American Voting Rights Timeline

Details

Author
Laila Di Silvio
Topic/Subject Area
Organizations, Associations, Societies, Clubs; Manners, Morals, Ethics; Media, Periodicals, Communication; Native American; Gender, Gender Roles, Women; Politics, Government, Law, Civics; African American, Black Life; Civil Rights, Protest, Dissent
Historical Era
The New Nation, 1784–1815, National Expansion and Reform, 1816–1860, Civil War and Reconstruction, 1861–1877, Rise of Industrial America, 1878–1899, Progressive Era, World War I, 1900–1928, Great Depression and World War II, 1929–1945, Counterculture, Civil Rights, and Cold War, 1946–1989, New Millennium, 1990–Present
Grade Level
Middle School (6–8)
Creation Date
2010
Last Revision Date
2024

About This Lesson

Summary and Objective

Students will understand that the voting rights Americans have today came in distinct stages by creating a human timeline.

Materials & Resources

From the Collection:
Websites:

Teaching Plan

  1. Divide the class into heterogeneous groups of 3-5 students each.
  2. Each group will be asked to view 1-2 primary sources having to do with a specific chapter of United States Voting history (Woman’s Voting Rights, African American Voting Rights, American Indian Voting Rights, Chinese American Voting Rights, …). Depending on class size two different groups may be assigned the same primary source documents. For primary source images and documents from the American Centuries collection having to do with Women’s Suffrage, see Materials & Resources section above. Use the second web link “15th Amendment to the Constitution” to find primary source materials having to do with African American suffrage; specifically, teachers may want students to look at the actual 15th Amendment and the political cartoon entitled “The First Vote”. The first web link has many resources to help students learn about Native American Suffrage and Chinese American Suffrage, among others. For resources relating to Chinese American Suffrage, students can also use the third website; a  primary source document that students might find useful is Mark Twain’s “Observations on Chinese Immigrants in California” (4th website).
  3. While viewing their group’s assigned primary sources, each group should discuss and write down their answers to the following focus questions: 1. What are the main ideas of each primary source? 2. From whose perspective do you believe the document is coming from? 3. At this time in history, who has the right to vote?

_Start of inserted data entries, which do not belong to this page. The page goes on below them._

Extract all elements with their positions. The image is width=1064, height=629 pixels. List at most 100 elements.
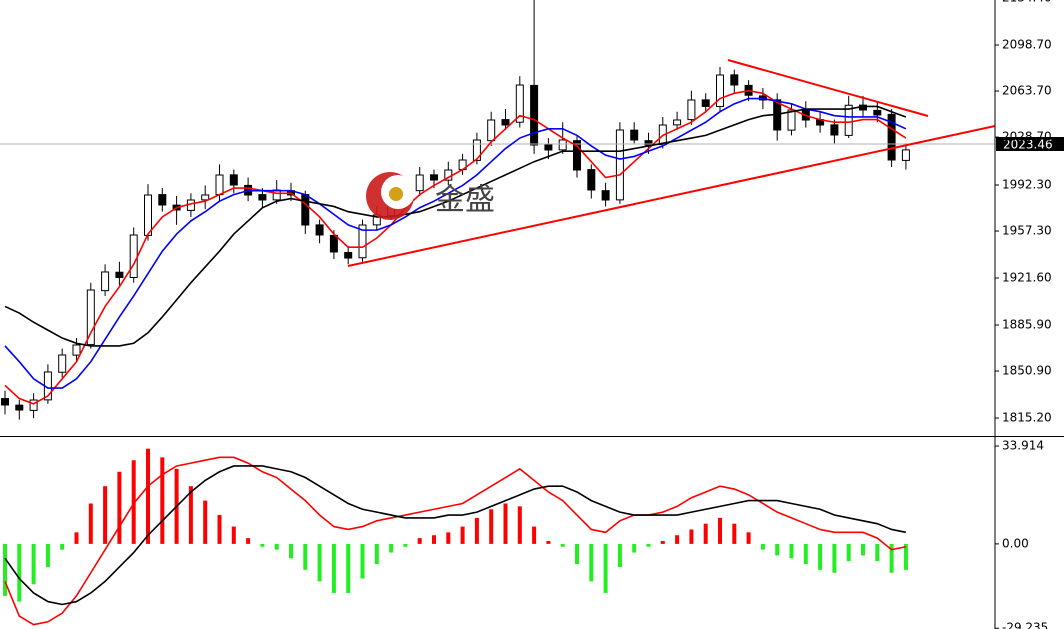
candle-body	[530, 84, 539, 146]
candle-body	[573, 140, 581, 171]
candle-body	[86, 289, 95, 346]
candle-body	[601, 190, 610, 201]
macd-bar	[532, 526, 537, 544]
macd-bar	[846, 543, 851, 562]
macd-bar	[88, 503, 93, 544]
macd-bar	[246, 538, 251, 544]
macd-bar	[403, 543, 408, 547]
candle-body	[830, 124, 839, 136]
macd-bar	[589, 543, 594, 582]
candle-body	[315, 224, 324, 236]
candle-body	[29, 399, 38, 411]
y-tick-label: 2028.70	[1002, 130, 1052, 144]
macd-bar	[560, 543, 565, 547]
candle-body	[415, 174, 424, 192]
macd-bar	[775, 543, 780, 556]
watermark-text: 金盛	[435, 183, 495, 218]
candle-body	[58, 354, 67, 373]
indicator-line	[4, 465, 907, 606]
y-tick-label: 2134.40	[1002, 0, 1052, 5]
candle-body	[358, 224, 367, 259]
macd-bar	[603, 543, 608, 593]
candle-body	[201, 194, 210, 201]
macd-bar	[74, 532, 79, 544]
y-tick-label: 1885.90	[1002, 318, 1052, 332]
trend-line	[727, 59, 929, 117]
candle-body	[272, 189, 281, 201]
macd-bar	[231, 526, 236, 544]
macd-bar	[274, 543, 279, 550]
last-price-label: 2023.46	[1003, 138, 1053, 152]
y-tick-label: 1850.90	[1002, 364, 1052, 378]
macd-bar	[818, 543, 823, 570]
candle-body	[844, 104, 853, 136]
macd-bar	[289, 543, 293, 559]
indicator-line	[4, 97, 907, 389]
macd-bar	[131, 460, 136, 544]
macd-bar	[146, 448, 150, 544]
macd-bar	[789, 543, 794, 559]
candle-body	[887, 113, 896, 161]
macd-bar	[903, 543, 908, 570]
macd-bar	[503, 503, 508, 544]
watermark-logo	[366, 172, 415, 220]
candle-body	[673, 119, 682, 126]
candle-body	[115, 271, 124, 279]
candle-body	[472, 139, 481, 161]
macd-bar	[546, 541, 551, 544]
candle-body	[15, 404, 24, 411]
macd-bar	[875, 543, 880, 562]
candle-body	[215, 174, 224, 196]
candle-body	[344, 252, 353, 259]
macd-bar	[617, 543, 622, 567]
macd-bar	[446, 532, 451, 544]
candle-body	[258, 194, 267, 201]
macd-bar	[861, 543, 865, 556]
macd-bar	[417, 538, 422, 544]
macd-bar	[217, 515, 222, 544]
macd-bar	[331, 543, 336, 593]
candle-body	[301, 194, 310, 226]
macd-bar	[203, 500, 208, 544]
trend-line	[347, 125, 996, 267]
macd-bar	[360, 543, 365, 579]
candle-body	[730, 74, 739, 86]
candle-body	[630, 129, 639, 141]
macd-bar	[346, 543, 351, 593]
macd-bar	[489, 509, 494, 544]
candle-body	[558, 139, 567, 151]
candle-body	[487, 119, 496, 142]
macd-bar	[803, 543, 808, 565]
macd-bar	[760, 543, 765, 550]
candle-body	[229, 174, 238, 186]
macd-bar	[260, 543, 265, 547]
macd-bar	[732, 523, 737, 544]
y-tick-label: 1815.20	[1002, 411, 1052, 425]
y-tick-label: 2063.70	[1002, 84, 1052, 98]
candle-body	[701, 99, 710, 107]
macd-bar	[317, 543, 322, 582]
candle-body	[144, 194, 152, 236]
candle-body	[101, 271, 110, 292]
macd-bar	[474, 517, 479, 544]
macd-bar	[718, 517, 722, 544]
macd-bar	[689, 529, 694, 544]
candle-body	[615, 129, 624, 201]
macd-bar	[117, 471, 122, 544]
macd-bar	[746, 532, 751, 544]
macd-bar	[303, 543, 308, 570]
candle-body	[129, 234, 138, 278]
indicator-line	[4, 456, 907, 626]
candle-body	[1, 398, 9, 406]
y-tick-label: -29.235	[1002, 621, 1048, 629]
last-price-box	[996, 137, 1064, 151]
macd-bar	[160, 457, 165, 544]
candle-body	[716, 74, 724, 107]
candle-body	[587, 169, 596, 191]
y-tick-label: 1921.60	[1002, 271, 1052, 285]
candle-body	[329, 234, 338, 253]
macd-bar	[188, 486, 193, 544]
indicator-line	[4, 89, 907, 405]
macd-bar	[632, 543, 637, 553]
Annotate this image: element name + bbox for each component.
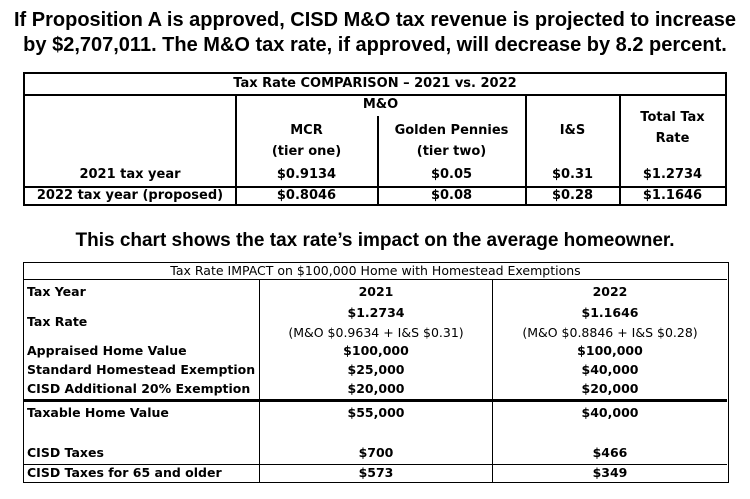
row-2022-label: 2022 tax year (proposed) <box>36 188 224 203</box>
cisd-taxes-label: CISD Taxes <box>27 445 104 460</box>
row-2021-is: $0.31 <box>551 167 594 182</box>
homestead-exemption-label: Standard Homestead Exemption <box>27 362 256 377</box>
cisd-taxes-2021: $700 <box>358 445 394 460</box>
additional-exemption-label: CISD Additional 20% Exemption <box>27 381 251 396</box>
col-total-rate-header: Total Tax Rate <box>640 110 705 146</box>
cisd-taxes-65-2021: $573 <box>358 465 394 480</box>
taxable-value-label: Taxable Home Value <box>27 405 169 420</box>
cisd-taxes-65-2022: $349 <box>592 465 628 480</box>
cisd-taxes-2022: $466 <box>592 445 628 460</box>
appraised-value-2021: $100,000 <box>343 343 409 358</box>
tax-year-2022: 2022 <box>592 284 628 299</box>
col-mcr-header: MCR (tier one) <box>271 123 342 159</box>
taxable-value-2021: $55,000 <box>347 405 405 420</box>
row-2021-mcr: $0.9134 <box>276 167 337 182</box>
row-2021-total: $1.2734 <box>642 167 703 182</box>
comparison-title: Tax Rate COMPARISON – 2021 vs. 2022 <box>233 76 517 91</box>
additional-exemption-2021: $20,000 <box>347 381 405 396</box>
tax-rate-label: Tax Rate <box>27 314 88 329</box>
impact-title: Tax Rate IMPACT on $100,000 Home with Ho… <box>170 263 581 278</box>
mo-group-header: M&O <box>362 97 399 112</box>
additional-exemption-2022: $20,000 <box>581 381 639 396</box>
headline-line-2: by $2,707,011. The M&O tax rate, if appr… <box>23 34 727 56</box>
homestead-exemption-2022: $40,000 <box>581 362 639 377</box>
tax-rate-2022: $1.1646 (M&O $0.8846 + I&S $0.28) <box>522 305 698 340</box>
row-2022-is: $0.28 <box>551 188 594 203</box>
row-2022-total: $1.1646 <box>642 188 703 203</box>
tax-rate-2021: $1.2734 (M&O $0.9634 + I&S $0.31) <box>288 305 464 340</box>
appraised-value-label: Appraised Home Value <box>27 343 187 358</box>
homestead-exemption-2021: $25,000 <box>347 362 405 377</box>
row-2022-mcr: $0.8046 <box>276 188 337 203</box>
headline: If Proposition A is approved, CISD M&O t… <box>0 8 750 58</box>
row-2021-label: 2021 tax year <box>79 167 181 182</box>
row-2021-golden: $0.05 <box>430 167 473 182</box>
col-golden-pennies-header: Golden Pennies (tier two) <box>394 123 509 159</box>
impact-table: Tax Rate IMPACT on $100,000 Home with Ho… <box>23 262 729 483</box>
tax-year-2021: 2021 <box>358 284 394 299</box>
appraised-value-2022: $100,000 <box>577 343 643 358</box>
comparison-table: Tax Rate COMPARISON – 2021 vs. 2022 M&O … <box>23 72 727 206</box>
col-is-header: I&S <box>559 123 586 138</box>
row-2022-golden: $0.08 <box>430 188 473 203</box>
chart-subhead: This chart shows the tax rate’s impact o… <box>75 230 675 251</box>
tax-year-label: Tax Year <box>27 284 86 299</box>
headline-line-1: If Proposition A is approved, CISD M&O t… <box>13 9 737 31</box>
taxable-value-2022: $40,000 <box>581 405 639 420</box>
cisd-taxes-65-label: CISD Taxes for 65 and older <box>27 465 222 480</box>
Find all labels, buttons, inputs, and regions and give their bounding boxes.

Who does not? 4. Why do you think these issues are coming up at this time? 5. What historical events might have influenced people’s thinking about voting rights at the time your document was written?
  4. Teacher should then provide secondary source information about the key historical events and allow students to modify and augment their answers to Step 3. The “Timeline” (see first website link) would be a useful starting point.
  5. Next ask each student group to prepare a poster to present their findings to the rest of the class. Each poster should include significant dates, a visual image and the main ideas of their assigned readings.
  6. Have each group present their findings in the correct chronological order (i.e. in the order that significant portions of the American population actually gained access to the voting process). Ask students to take notes during each group’s presentation.
  7. After each group has presented their posters, have each student in the class pick a short excerpt from a variety of primary sources out of a hat. These can be the same documents used for Step 3 but also can include new readings having to do with United States Voting Rights. Then ask the class to construct a “human timeline”. Students should be encouraged to work together to try to get all of the quotations/excerpts into chronological order and demonstrate this order by standing in order from oldest to most recent.
  8. Lastly, each student should read their excerpt in order of their human timeline. Make corrections as necessary!